Si la composition des conseils d’établissement n’est pas revue, il faudra alors instaurer un mécanisme afin de protéger l’autonomie professionnelle des enseignants. Ce mécanisme viendrait s’assurer que les décisions de nature pédagogique ne sont jamais prises à l’encontre de l’expertise des enseignants. Un exemple concret est celui de la mise en place de projets particuliers. Dans certains projets, l’école retire des périodes d’enseignement d’une matière afin d’en allouer plus à une autre. Quoi que cela puisse sembler anodin pour certains, dans la vue d’ensemble du développement holistique de l’enfant, il demeure important que toutes les matières fassent partie de son cheminement scolaire car elles contribuent au développement global de l’enfant. En ce sens, les enseignants devraient être les seuls à pouvoir modifier le nombre d’heures allouées à une matière, selon les besoins académiques des élèves. Pour ce faire, il faudra mettre un place un rempart contre l’ingérence pédagogique. La mise en place d’un ordre professionnel serait l’avenue la plus simple mais cette idée rencontre une très forte résistance de la part du personnel enseignant, notamment du mouvement syndical. Autrement, il faudrait revoir les modalités de la Loi sur l’Instruction Publique (LIP) pour retirer toutes les décisions de nature pédagogique (choix du matériel didactique, répartition des heures de cours, etc.) qui sont actuellement la prérogative du conseil d’établissement et les transférer vers un autre organisme ou comité, comme par exemple le comité de participation enseignante (CPE) où siègent des enseignants et la direction d’école. Il faudrait par contre à ce moment revoir le mandat de ce dernier (CPE) puisqu’il n’est que consultatif et que les enseignants n’y ont pas de réel pouvoir décisionnel.

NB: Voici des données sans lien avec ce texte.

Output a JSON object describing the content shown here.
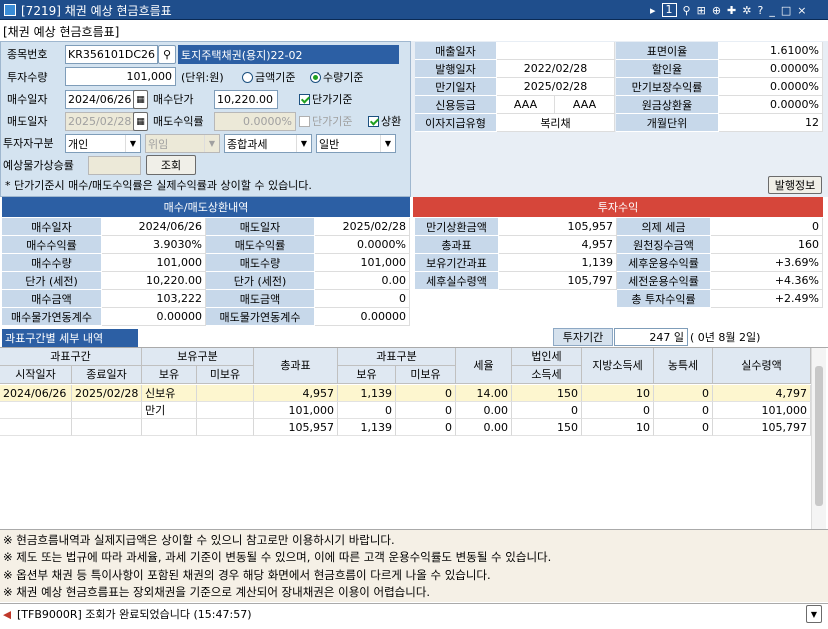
{
  "window": {
    "title": "[7219] 채권 예상 현금흐름표",
    "page_num": "1"
  },
  "sub_title": "[채권 예상 현금흐름표]",
  "form": {
    "code_label": "종목번호",
    "code_value": "KR356101DC26",
    "code_name": "토지주택채권(용지)22-02",
    "qty_label": "투자수량",
    "qty_value": "101,000",
    "qty_unit": "(단위:원)",
    "radio_amount": "금액기준",
    "radio_qty": "수량기준",
    "buy_date_label": "매수일자",
    "buy_date": "2024/06/26",
    "buy_price_label": "매수단가",
    "buy_price": "10,220.00",
    "unit_price_chk": "단가기준",
    "sell_date_label": "매도일자",
    "sell_date": "2025/02/28",
    "sell_yield_label": "매도수익률",
    "sell_yield": "0.0000%",
    "unit_price_chk2": "단가기준",
    "redeem_chk": "상환",
    "investor_label": "투자자구분",
    "investor": "개인",
    "delegate": "위임",
    "tax_type": "종합과세",
    "kind": "일반",
    "inflation_label": "예상물가상승률",
    "search_btn": "조회",
    "note": "* 단가기준시 매수/매도수익률은 실제수익률과 상이할 수 있습니다.",
    "issue_info_btn": "발행정보"
  },
  "bond_info": [
    [
      "매출일자",
      "",
      "표면이율",
      "1.6100%"
    ],
    [
      "발행일자",
      "2022/02/28",
      "할인율",
      "0.0000%"
    ],
    [
      "만기일자",
      "2025/02/28",
      "만기보장수익률",
      "0.0000%"
    ],
    [
      "신용등급",
      "AAA",
      "원금상환율",
      "0.0000%"
    ],
    [
      "이자지급유형",
      "복리채",
      "개월단위",
      "12"
    ]
  ],
  "bond_info_extra_rating": "AAA",
  "trade_panel": {
    "title": "매수/매도상환내역",
    "rows": [
      [
        "매수일자",
        "2024/06/26",
        "매도일자",
        "2025/02/28"
      ],
      [
        "매수수익률",
        "3.9030%",
        "매도수익률",
        "0.0000%"
      ],
      [
        "매수수량",
        "101,000",
        "매도수량",
        "101,000"
      ],
      [
        "단가 (세전)",
        "10,220.00",
        "단가 (세전)",
        "0.00"
      ],
      [
        "매수금액",
        "103,222",
        "매도금액",
        "0"
      ],
      [
        "매수물가연동계수",
        "0.00000",
        "매도물가연동계수",
        "0.00000"
      ]
    ]
  },
  "invest_panel": {
    "title": "투자수익",
    "rows": [
      [
        "만기상환금액",
        "105,957",
        "의제 세금",
        "0"
      ],
      [
        "총과표",
        "4,957",
        "원천징수금액",
        "160"
      ],
      [
        "보유기간과표",
        "1,139",
        "세후운용수익률",
        "+3.69%"
      ],
      [
        "세후실수령액",
        "105,797",
        "세전운용수익률",
        "+4.36%"
      ],
      [
        "",
        "",
        "총 투자수익률",
        "+2.49%"
      ]
    ]
  },
  "detail": {
    "tab": "과표구간별 세부 내역",
    "period_label": "투자기간",
    "period_days": "247 일",
    "period_text": "( 0년 8월 2일)",
    "headers": {
      "tax_range": "과표구간",
      "hold_type": "보유구분",
      "total_base": "총과표",
      "tax_type": "과표구분",
      "rate": "세율",
      "corp_tax": "법인세",
      "income_tax": "소득세",
      "local_tax": "지방소득세",
      "farm_tax": "농특세",
      "net_amount": "실수령액",
      "start": "시작일자",
      "end": "종료일자",
      "hold": "보유",
      "nonhold": "미보유",
      "hold2": "보유",
      "nonhold2": "미보유"
    },
    "rows": [
      [
        "2024/06/26",
        "2025/02/28",
        "신보유",
        "",
        "4,957",
        "1,139",
        "0",
        "14.00",
        "150",
        "10",
        "0",
        "4,797"
      ],
      [
        "",
        "",
        "만기",
        "",
        "101,000",
        "0",
        "0",
        "0.00",
        "0",
        "0",
        "0",
        "101,000"
      ],
      [
        "",
        "",
        "",
        "",
        "105,957",
        "1,139",
        "0",
        "0.00",
        "150",
        "10",
        "0",
        "105,797"
      ]
    ]
  },
  "notes": [
    "※ 현금흐름내역과 실제지급액은 상이할 수 있으니 참고로만 이용하시기 바랍니다.",
    "※ 제도 또는 법규에 따라 과세율, 과세 기준이 변동될 수 있으며, 이에 따른 고객 운용수익률도 변동될 수 있습니다.",
    "※ 옵션부 채권 등 특이사항이 포함된 채권의 경우 해당 화면에서 현금흐름이 다르게 나올 수 있습니다.",
    "※ 채권 예상 현금흐름표는 장외채권을 기준으로 계산되어 장내채권은 이용이 어렵습니다."
  ],
  "status": "[TFB9000R] 조회가 완료되었습니다 (15:47:57)"
}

En résumé, il faudra revoir la répartition des pouvoirs dans les écoles. Les parents ont certes un rôle primordial à jouer dans la vie scolaire et nul ne remet en question leur apport, mais il faudra par contre se questionner à savoir qui devrait avoir le dernier mot.
En s’assurant que les décisions de nature pédagogique sont prises par les experts en pédagogie, nous pourrions ainsi limiter les dérives du système, comme lorsqu’on demande aux enseignants du primaire de superviser le brossage de dents des enfants.
Les parents sont les meilleurs alliés des enseignants dans la réussite de leurs enfants. Il faut travailler de concert, chacun misant sur sa propre expertise et complémentant l’autre, dans leurs rôles qui leurs sont propres, afin d’accompagner les jeunes vers la réussite.